How would a browser proxy do anything aside from hiding from tracking, and maybe a tiny bit of protection from sites that use browser exploits(Not that it matters much since the only relevant ones are 0days that might not be in blocklists)?
It doesn't seem like it would do much against a device compromise.
I wonder if they could use firecracker or something to reboot the browser (and nuke persistent/ephemeral storage) on each page load. They could even bounce each user across all their hosts by default.
For trusted sites (ones the user logged into), this could be disabled.
As for repository access, you could have one qube with github access. Your dev qube would not have github access, but it would have access to a private repository. Your guthub qube can pull from the private repo and push to github without ever running or installing any of the code.
Tangentially related - how secure are password protected rars compressed with, say, 7Zip? Assuming that the password is long, secure, etc? In the back of my head, password-protected rars don't seem all that secure.
I see a lot of trust in VMs, but jailbreaks exist, in the future I anticipate more spectre/meltdown type vulns, or even physics based attacks like rowhammer. Assuming my threat model was infinite, can I really trust vms?

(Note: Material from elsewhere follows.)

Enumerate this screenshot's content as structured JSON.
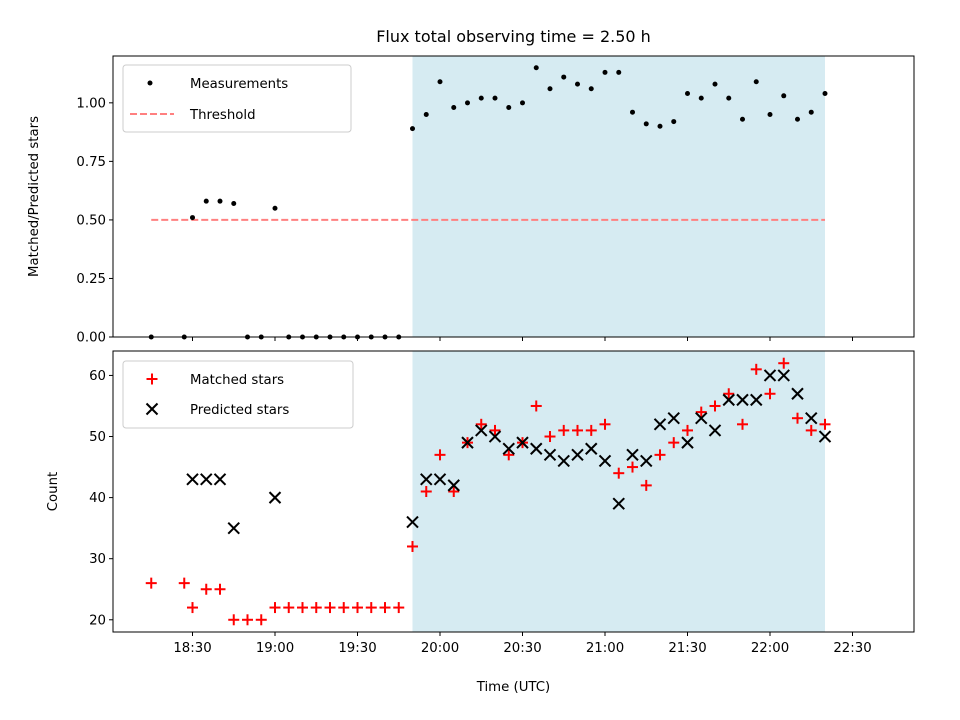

The good news is that I think no one human is at risk of such an attack. The way I’d frame it: if you assume the NSA can break AES-256 in reasonable timeframes, or the CIA runs every single Tor node, that knowledge gets compartmentalized to such a degree that next to nobody knows, and attacks would only be used at the highest levels against the most significant state level threats. Hell, I wager they wouldn’t even risk parallel construction for fear that it’d tip their hand.
I have macsec (L2) separation for my dev hosts and out-of-band keying with Nitrokeys. So lateral movement in my LAN cannot reach my dev station on IP level. Don't trust my router (zyxel) Chinese firmware.
My home drive is constantly churning and I have no idea what is going on. And there are a lot of software in there, every apt update is a risk that some new supply chain attack is on the way.
It runs counter to popular belief. The author makes however a good case for it going the way of "deleting cookies / using VPNs ... anonymizes you" soon. You get a while of "this is only theoretical" till one day its common knowledge.
I blame complexity btw. Burn it all down and we might be able to start over in rather acceptable digital stone age.